🤖 AI Summary
To address the challenges of fine-grained concept and relation extraction from machine learning (ML) scholarly literature—and weak support for reproducibility—this paper introduces ML-AIE, the first high-quality academic information extraction dataset specifically designed for ML. It covers the full text of 100 peer-reviewed papers and contains 63,000 manually annotated entities (10 types) and 35,000 semantic relations (18 types). Leveraging this human-annotated corpus, fine-tuned models achieve 80.6% and 54.0% F1 scores on named entity recognition (NER) and relation extraction (RE), respectively—substantially outperforming state-of-the-art large language model prompting approaches (44.4% and 10.1%).

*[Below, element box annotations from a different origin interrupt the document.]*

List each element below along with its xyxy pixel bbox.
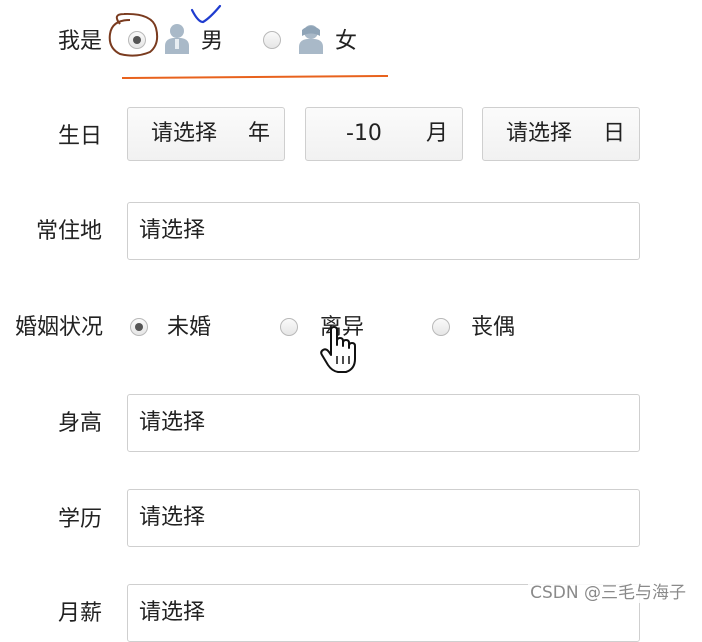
birth-month-unit: 月: [425, 121, 448, 146]
female-user-icon: [299, 25, 323, 54]
orange-underline-annotation: [121, 75, 389, 79]
marital-label: 婚姻状况: [14, 315, 103, 340]
birth-day-value: 请选择: [506, 121, 573, 146]
gender-female-text: 女: [335, 29, 358, 54]
gender-male-text: 男: [201, 29, 224, 54]
residence-label: 常住地: [35, 219, 102, 244]
residence-value: 请选择: [139, 218, 206, 243]
hand-cursor-icon: [320, 326, 356, 373]
birth-day-unit: 日: [602, 121, 625, 146]
education-select[interactable]: 请选择: [127, 489, 640, 547]
birth-month-value: -10: [346, 121, 382, 146]
male-user-icon: [165, 24, 189, 54]
education-value: 请选择: [139, 505, 206, 530]
marital-unmarried-text: 未婚: [167, 315, 212, 340]
birth-year-select[interactable]: 请选择 年: [127, 107, 285, 161]
blue-check-annotation: [190, 4, 222, 24]
gender-female-radio[interactable]: [263, 31, 281, 49]
birth-year-value: 请选择: [151, 121, 218, 146]
height-value: 请选择: [139, 410, 206, 435]
partial-value: 请选择: [139, 600, 206, 625]
marital-widowed-text: 丧偶: [471, 315, 516, 340]
birth-day-select[interactable]: 请选择 日: [482, 107, 640, 161]
birthday-label: 生日: [57, 124, 102, 149]
education-label: 学历: [57, 507, 102, 532]
marital-unmarried-radio[interactable]: [130, 318, 148, 336]
gender-label: 我是: [57, 29, 102, 54]
gender-male-radio[interactable]: [128, 31, 146, 49]
partial-label: 月薪: [57, 601, 102, 626]
birth-year-unit: 年: [247, 121, 270, 146]
height-select[interactable]: 请选择: [127, 394, 640, 452]
height-label: 身高: [57, 411, 102, 436]
marital-widowed-radio[interactable]: [432, 318, 450, 336]
marital-divorced-radio[interactable]: [280, 318, 298, 336]
watermark: CSDN @三毛与海子: [528, 578, 688, 603]
birth-month-select[interactable]: -10 月: [305, 107, 463, 161]
residence-select[interactable]: 请选择: [127, 202, 640, 260]
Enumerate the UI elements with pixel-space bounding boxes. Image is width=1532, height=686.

ML-AIE fills a critical gap in benchmarking fine-grained academic knowledge extraction for ML, serving as foundational infrastructure and an evaluation standard for constructing ML knowledge graphs, monitoring research reproducibility, and developing domain-specific information extraction models.
📝 Abstract
Research in Machine Learning (ML) and AI evolves rapidly. Information Extraction (IE) from scientific publications enables to identify information about research concepts and resources on a large scale and therefore is a pathway to improve understanding and reproducibility of ML-related research. To extract and connect fine-grained information in ML-related research, e.g. method training and data usage, we introduce GSAP-ERE. It is a manually curated fine-grained dataset with 10 entity types and 18 semantically categorized relation types, containing mentions of 63K entities and 35K relations from the full text of 100 ML publications. We show that our dataset enables fine-tuned models to automatically extract information relevant for downstream tasks ranging from knowledge graph (KG) construction, to monitoring the computational reproducibility of AI research at scale. Additionally, we use our dataset as a test suite to explore prompting strategies for IE using Large Language Models (LLM). We observe that the performance of state-of-the-art LLM prompting methods is largely outperformed by our best fine-tuned baseline model (NER: 80.6%, RE: 54.0% for the fine-tuned model vs. NER: 44.4%, RE: 10.1% for the LLM). This disparity of performance between supervised models and unsupervised usage of LLMs suggests datasets like GSAP-ERE are needed to advance research in the domain of scholarly information extraction.